We went up to your apartment. Forgive me, beloved, when I tell you that you cannot understand what that corridor, that staircase meant to me—what turmoil and confusion there was in my mind, what headlong, painful, almost mortal happiness. Even now I can hardly think of it without tears, and I have none of those left. But imagine that every object in the building was, so to speak, imbued with my passion, each was a symbol of my childhood, my longing: the gate where I had waited for you thousands of times, the stairs from which I always listened for your footsteps, and where I had seen you for the first time, the peephole through which I had stared my soul out, the doormat outside your door where I had once knelt, the click of the key at which I had always leapt up from where I was lying in wait. All my childhood, all my passion were here in those few metres of space; this was my whole life, and now it came over me like a storm, everything, everything was coming true, and I was with you, going into your, into our apartment building. Think of it—it sounds banal, but I can’t put it any other way—as if going only as far as your door had been my reality all my life, my sombre everyday world, but beyond it a child’s magic realm began, the realm of Aladdin, remember that I had stared a thousand times, with burning eyes, at the door through which I now stepped, almost reeling, and you will guess—but only guess, you can never entirely know, beloved!—what that tumultuous minute meant in my life.
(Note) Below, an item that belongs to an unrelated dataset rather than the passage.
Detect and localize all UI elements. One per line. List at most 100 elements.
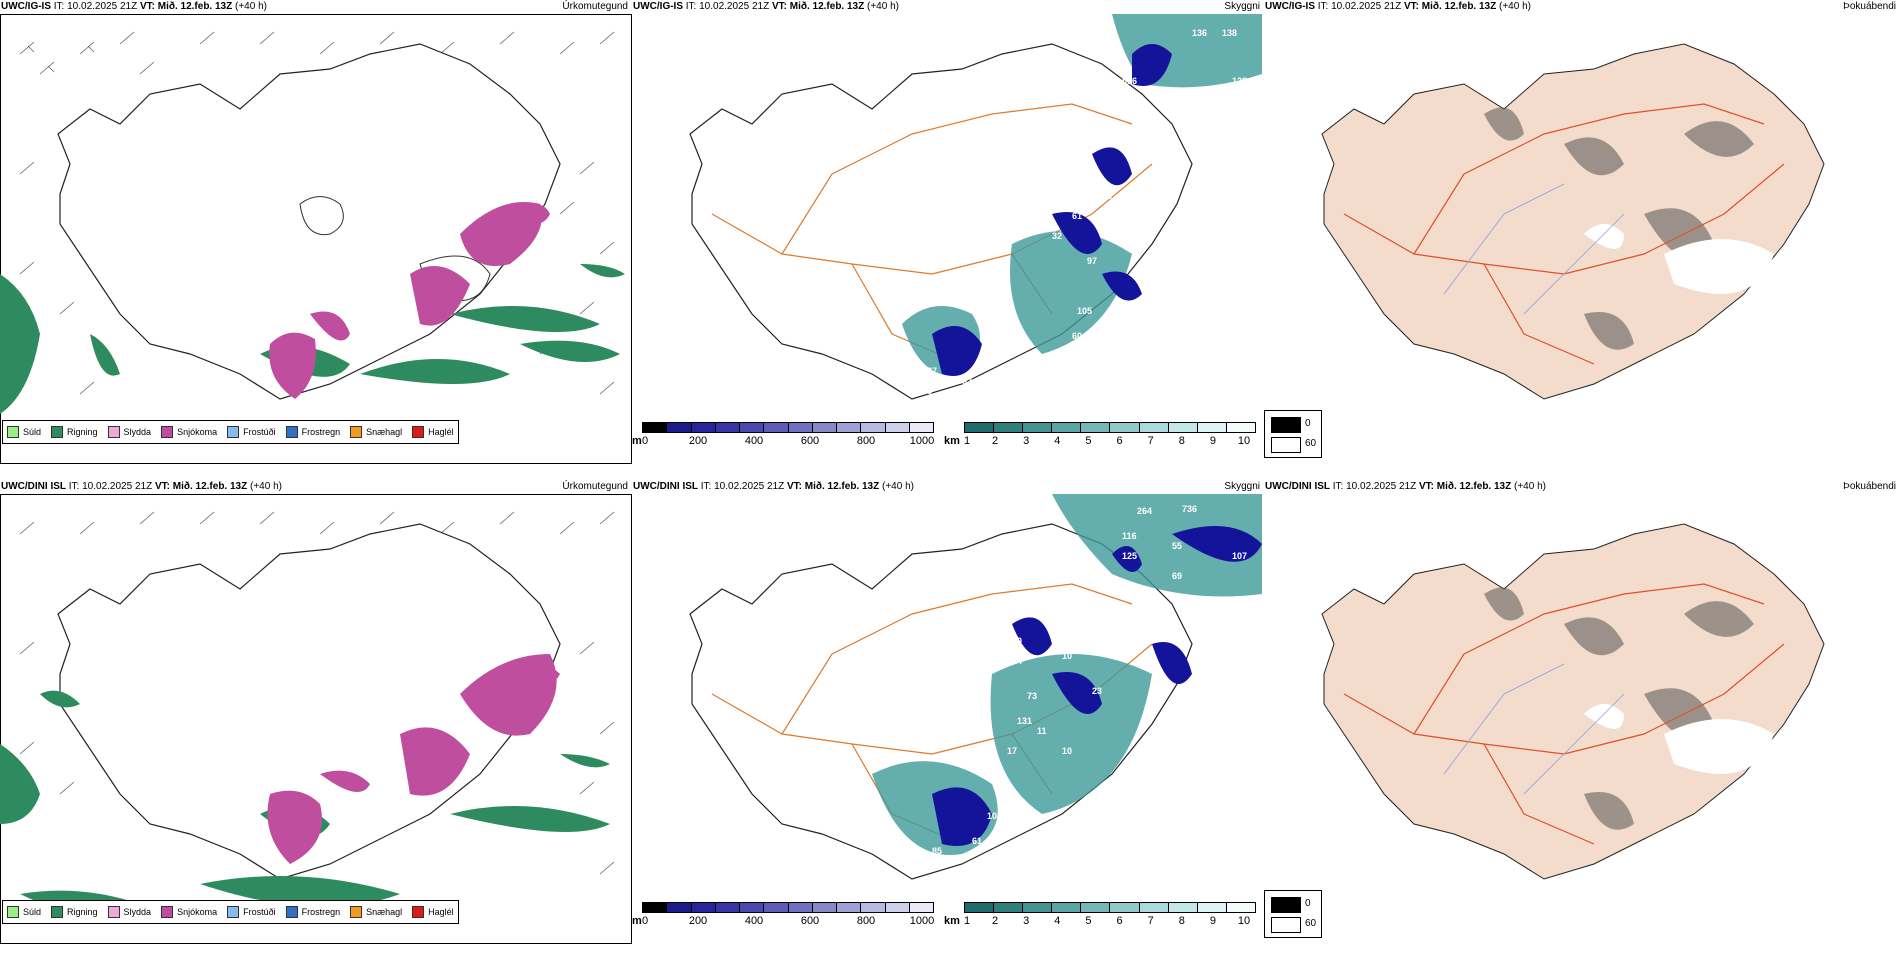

I stayed with you all night. You did not realize that no man had ever touched me before, had ever felt or seen my body. But how could you guess that, beloved, when I offered no resistance, showed no bashful hesitancy, so that you could have no idea of my secret love for you? It would certainly have alarmed you, for you love only what is light and playful, weightless, you are afraid of intervening in someone else’s life. You want to give of yourself to everyone, to the world, but you do not want sacrificial victims. If I tell you now, beloved, that I was a virgin when I gave myself to you, I beg you not to misunderstand me! I am not accusing you, you did not entice me, lie to me, seduce me—it was I who pressed myself on you, threw myself on your breast and into my own fate. I will never, never blame you for anything, I will only thank you for the richness of that night, sparkling with desire, hovering in bliss. When I opened my eyes in the dark and felt you at my side, I was surprised not to see the stars above me, I could feel heaven so close—no, I never regretted it, beloved, for the sake of that hour I never regretted it. I remember that when you were asleep and I heard your breathing, felt your body, while I was so close to you, I shed tears of happiness in the dark.